Convolution Integral

The convolution integral tells you how two functions combine when one is shifted across the other. In continuous time, it is defined by

$$(f * g)(t) = \int_{-\infty}^{\infty} f(\tau) g(t-\tau)\,d\tau$$

The fast intuition is simple: for each value of $t$, slide one function, find where the two functions overlap, multiply their values on that overlap, and add the result. If both functions are causal, meaning they are zero for negative time, this often becomes

$$(f * g)(t) = \int_0^t f(\tau) g(t-\tau)\,d\tau$$

for $t \ge 0$, as long as $[0,t]$ captures the full overlap. The main idea is practical: convolution turns sliding overlap into one number for each value of $t$.

Convolution Integral Definition And Intuition

Think of $f(\tau)$ as fixed and $g(t-\tau)$ as a flipped, shifted copy of $g$. As $t$ changes, the overlap changes, so the integral changes too.

That is the main difference from pointwise multiplication. You are not comparing the two functions at the same input. You are adding products across the whole region where the shifted copy overlaps the original.

Why The Overlap Determines The Limits

The limits in a convolution problem usually do not come from memorizing a template. They come from asking where both factors are nonzero.
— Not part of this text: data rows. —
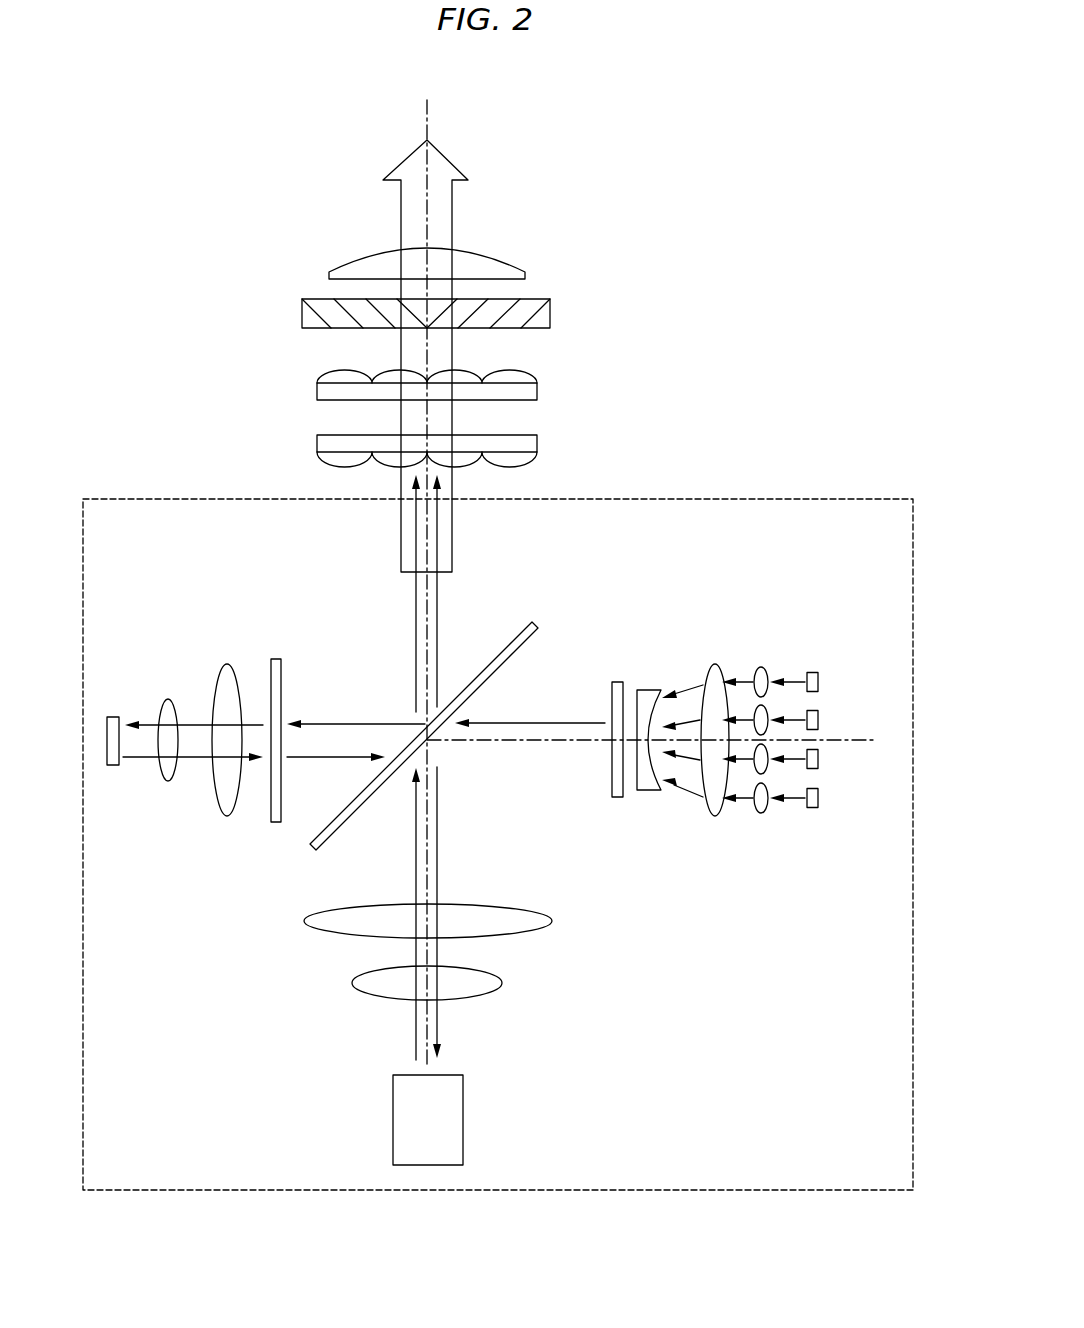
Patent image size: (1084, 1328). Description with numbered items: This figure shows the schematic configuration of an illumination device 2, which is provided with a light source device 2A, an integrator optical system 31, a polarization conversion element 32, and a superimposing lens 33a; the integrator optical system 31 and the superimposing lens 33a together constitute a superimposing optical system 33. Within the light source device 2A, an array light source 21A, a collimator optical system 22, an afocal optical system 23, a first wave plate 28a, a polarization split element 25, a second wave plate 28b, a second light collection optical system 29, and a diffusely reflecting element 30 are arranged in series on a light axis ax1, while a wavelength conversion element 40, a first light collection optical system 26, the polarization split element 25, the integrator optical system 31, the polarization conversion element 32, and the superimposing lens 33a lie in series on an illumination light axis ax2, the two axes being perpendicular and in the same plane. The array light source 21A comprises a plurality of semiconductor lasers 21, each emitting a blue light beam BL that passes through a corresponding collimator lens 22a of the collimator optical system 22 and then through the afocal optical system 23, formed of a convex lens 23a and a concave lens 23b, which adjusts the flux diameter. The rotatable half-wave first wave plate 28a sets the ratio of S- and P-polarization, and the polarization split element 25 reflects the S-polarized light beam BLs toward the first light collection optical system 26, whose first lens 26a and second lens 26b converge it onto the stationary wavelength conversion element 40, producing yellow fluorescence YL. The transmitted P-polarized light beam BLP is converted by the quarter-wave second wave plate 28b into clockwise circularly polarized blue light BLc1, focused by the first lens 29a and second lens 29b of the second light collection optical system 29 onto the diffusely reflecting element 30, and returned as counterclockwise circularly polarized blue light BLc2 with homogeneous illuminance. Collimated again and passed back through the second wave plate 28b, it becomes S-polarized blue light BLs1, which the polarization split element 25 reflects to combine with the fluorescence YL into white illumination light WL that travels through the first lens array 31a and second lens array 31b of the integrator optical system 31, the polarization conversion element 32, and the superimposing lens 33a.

The illumination device 2 is at (837, 200).
The light source device 2A is at (795, 498).
The semiconductor laser 21 is at (820, 682).
The array light source 21A is at (827, 688).
The collimator optical system 22 is at (767, 642).
The collimator lens 22a is at (761, 669).
The afocal optical system 23 is at (692, 689).
The convex lens 23a is at (716, 665).
The concave lens 23b is at (650, 690).
The polarization split element 25 is at (520, 638).
The first light collection optical system 26 is at (497, 945).
The first lens 26a is at (540, 908).
The second lens 26b is at (490, 975).
The first wave plate 28a is at (618, 682).
The second wave plate 28b is at (277, 658).
The second light collection optical system 29 is at (185, 681).
The first lens 29a is at (160, 700).
The second lens 29b is at (216, 668).
The diffusely reflecting element 30 is at (110, 716).
The integrator optical system 31 is at (526, 418).
The first lens array 31a is at (538, 442).
The second lens array 31b is at (538, 392).
The polarization conversion element 32 is at (552, 313).
The superimposing optical system 33 is at (526, 353).
The superimposing lens 33a is at (525, 266).
The wavelength conversion element 40 is at (370, 1110).
The illumination light WL is at (400, 222).
The fluorescence YL is at (417, 620).
The light beam BL is at (565, 722).
The light beam BLs is at (440, 875).
The blue light BLs1 is at (440, 600).
The light beam BLp BLP is at (330, 722).
The blue light BLc1 is at (256, 722).
The blue light BLc2 is at (245, 760).
The light axis ax1 is at (848, 742).
The illumination light axis ax2 is at (427, 103).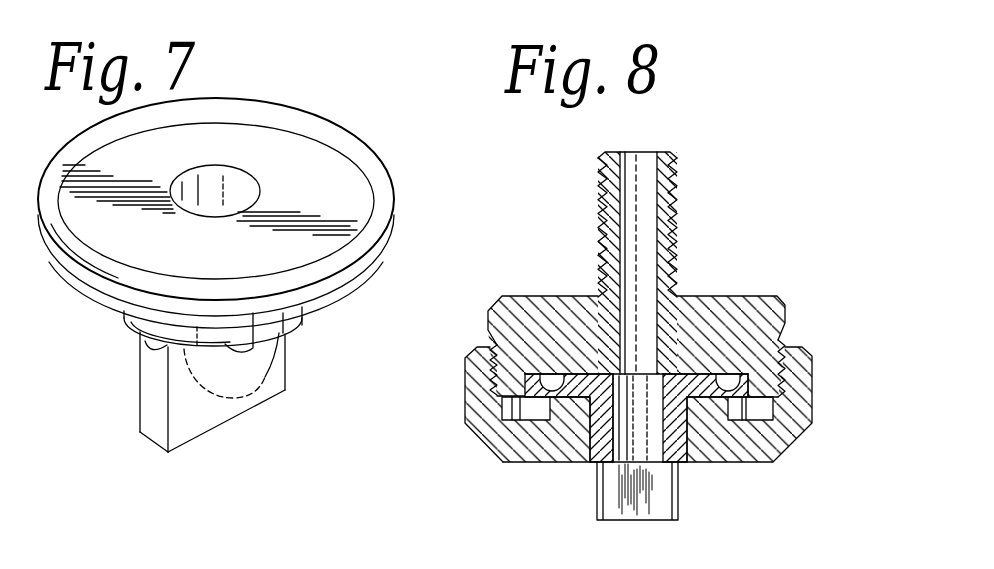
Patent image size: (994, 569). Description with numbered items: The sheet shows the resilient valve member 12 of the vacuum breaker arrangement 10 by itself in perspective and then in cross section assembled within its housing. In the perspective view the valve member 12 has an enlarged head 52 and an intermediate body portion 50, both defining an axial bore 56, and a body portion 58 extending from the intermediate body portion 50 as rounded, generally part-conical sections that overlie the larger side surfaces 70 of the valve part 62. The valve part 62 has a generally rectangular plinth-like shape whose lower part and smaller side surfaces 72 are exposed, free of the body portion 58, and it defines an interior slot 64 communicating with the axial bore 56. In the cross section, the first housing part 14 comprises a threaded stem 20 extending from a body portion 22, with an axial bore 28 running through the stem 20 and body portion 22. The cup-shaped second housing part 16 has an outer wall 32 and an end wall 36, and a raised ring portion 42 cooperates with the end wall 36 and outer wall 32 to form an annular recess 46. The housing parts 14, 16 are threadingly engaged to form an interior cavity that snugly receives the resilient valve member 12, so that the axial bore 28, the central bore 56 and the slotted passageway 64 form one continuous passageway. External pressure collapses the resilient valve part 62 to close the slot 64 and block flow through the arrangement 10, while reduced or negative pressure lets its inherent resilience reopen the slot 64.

In FIG. 8, the vacuum breaker arrangement 10 is at (584, 206).
In FIG. 7, the resilient valve member 12 is at (277, 99).
In FIG. 8, the resilient valve member 12 is at (673, 437).
In FIG. 8, the first housing part 14 is at (703, 297).
In FIG. 8, the second housing part 16 is at (787, 443).
In FIG. 8, the threaded stem 20 is at (675, 202).
In FIG. 8, the body portion 22 is at (783, 297).
In FIG. 8, the axial bore 28 is at (643, 158).
In FIG. 8, the outer wall 32 is at (475, 357).
In FIG. 8, the end wall 36 is at (562, 450).
In FIG. 8, the raised ring portion 42 is at (707, 423).
In FIG. 8, the annular recess 46 is at (513, 408).
In FIG. 7, the intermediate body portion 50 is at (148, 323).
In FIG. 7, the enlarged head 52 is at (83, 268).
In FIG. 7, the axial bore 56 is at (233, 176).
In FIG. 8, the axial bore 56 is at (623, 405).
In FIG. 7, the body portion 58 is at (258, 365).
In FIG. 7, the valve part 62 is at (167, 457).
In FIG. 8, the slot 64 is at (623, 505).
In FIG. 7, the larger side surfaces 70 is at (208, 418).
In FIG. 7, the smaller side surfaces 72 is at (155, 394).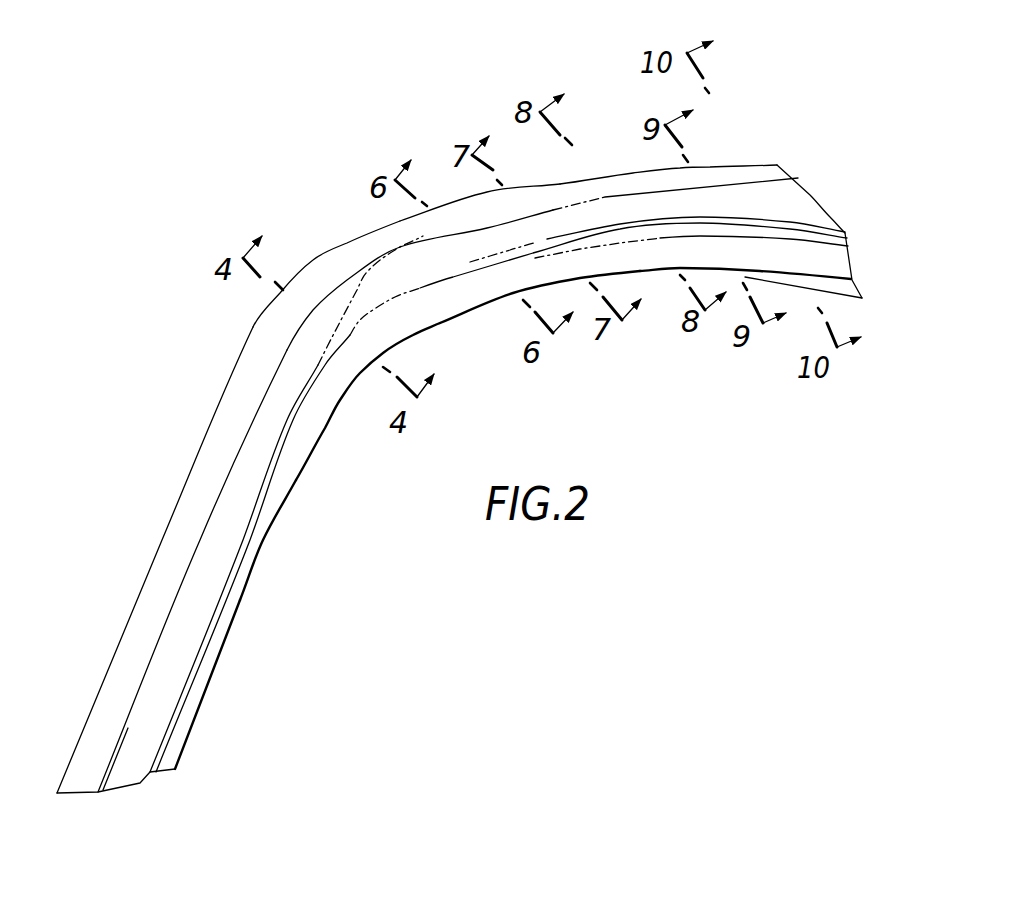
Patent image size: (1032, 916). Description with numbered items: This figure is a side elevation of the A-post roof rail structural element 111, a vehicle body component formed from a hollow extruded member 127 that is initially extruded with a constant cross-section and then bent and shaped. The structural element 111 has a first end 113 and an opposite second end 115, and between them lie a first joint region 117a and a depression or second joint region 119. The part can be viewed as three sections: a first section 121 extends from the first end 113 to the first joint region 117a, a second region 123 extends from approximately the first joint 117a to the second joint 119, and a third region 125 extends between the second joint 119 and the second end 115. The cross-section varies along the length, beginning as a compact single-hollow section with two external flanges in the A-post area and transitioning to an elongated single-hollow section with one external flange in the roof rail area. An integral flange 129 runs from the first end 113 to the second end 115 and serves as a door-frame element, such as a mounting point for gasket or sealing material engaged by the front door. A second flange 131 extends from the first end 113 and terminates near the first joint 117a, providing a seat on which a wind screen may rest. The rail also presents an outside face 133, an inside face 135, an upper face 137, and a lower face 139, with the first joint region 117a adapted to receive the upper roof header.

The A-post roof rail structural element 111 is at (768, 121).
The first end 113 is at (118, 796).
The second end 115 is at (830, 216).
The first joint region 117a is at (253, 327).
The second joint region 119 is at (598, 278).
The first section 121 is at (258, 558).
The second region 123 is at (340, 247).
The third region 125 is at (562, 183).
The hollow extruded member 127 is at (790, 172).
The integral flange 129 is at (300, 473).
The second flange 131 is at (182, 507).
The outside face 133 is at (232, 617).
The inside face 135 is at (773, 283).
The upper face 137 is at (477, 199).
The lower face 139 is at (673, 283).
That is why many convolution answers are piecewise. As $t$ moves, the overlap interval can grow, shrink, or disappear, so the integral has to change with it.

This is the part students often miss: the hard part is usually not the integration. It is finding the correct overlap interval first.

Convolution Integral Example: Two Unit Pulses

Let

$$f(t) = \begin{cases} 1, & 0 \le t \le 1 \\ 0, & \text{otherwise} \end{cases}$$

and let $g(t)$ be the same function. We want $(f * g)(t)$.

This example works well because the integrand is either $1$ or $0$, so the convolution is just the length of the overlap interval.

Using the definition,

$$(f * g)(t) = \int_{-\infty}^{\infty} f(\tau) g(t-\tau)\,d\tau$$

Because $f(\tau)=1$ only on $[0,1]$, and $g(t-\tau)=1$ only when $0 \le t-\tau \le 1$, the integrand is $1$ exactly where both conditions hold.

The second condition means

$$t-1 \le \tau \le t$$

So the overlap interval is

$$[0,1] \cap [t-1,t]$$

So $(f * g)(t)$ is the length of that overlap.

Case 1: $t < 0$

There is no overlap, so

$$(f * g)(t) = 0$$

Case 2: $0 \le t \le 1$

The overlap runs from $\tau=0$ to $\tau=t$, so

$$(f * g)(t) = \int_0^t 1\,d\tau = t$$

Case 3: $1 \le t \le 2$

The overlap runs from $\tau=t-1$ to $\tau=1$, so

$$(f * g)(t) = \int_{t-1}^1 1\,d\tau = 2-t$$

Case 4: $t > 2$

Again there is no overlap, so

$$(f * g)(t) = 0$$

Putting the pieces together,

$$(f * g)(t) = \begin{cases} 0, & t < 0 \\ t, & 0 \le t \le 1 \\ 2-t, & 1 \le t \le 2 \\ 0, & t > 2 \end{cases}$$

The result is a triangle. Its height grows while the overlap grows, then falls as the overlap shrinks.

Common Convolution Integral Mistakes

Forgetting The Shifted Input

The second factor is $g(t-\tau)$, not $g(\tau-t)$ and not just $g(\tau)$. The shift is the whole point of convolution.

Using The Wrong Limits

The safest method is to find where both factors are nonzero. If the overlap changes with $t$, the limits usually need a piecewise answer.

Treating Convolution As Pointwise Multiplication

Pointwise multiplication uses values at the same input. Convolution accumulates products across a whole interval.

Skipping The Condition Behind A Shortcut

The shortcut

$$(f * g)(t) = \int_0^t f(\tau)g(t-\tau)\,d\tau$$

works in common causal settings, but not for every pair of functions. Use it only when the support assumptions justify it.

Where The Convolution Integral Is Used

Use convolution when one quantity depends on how another is spread across nearby time or space.

In linear time-invariant systems, convolution gives the output from an input and an impulse response. In probability, if two independent random variables have densities, the density of their sum is a convolution of those densities. More broadly, convolution appears in smoothing, filtering, diffusion, and any setting where nearby values combine.

Try A Similar Convolution Problem

Try the same pulse example, but make the second pulse twice as tall:

$$g(t) = \begin{cases} 2, & 0 \le t \le 1 \\ 0, & \text{otherwise} \end{cases}$$

The overlap interval stays the same, but the integrand is now twice as large on that interval. If you can predict how that changes the triangular result before integrating, the core idea of convolution has clicked.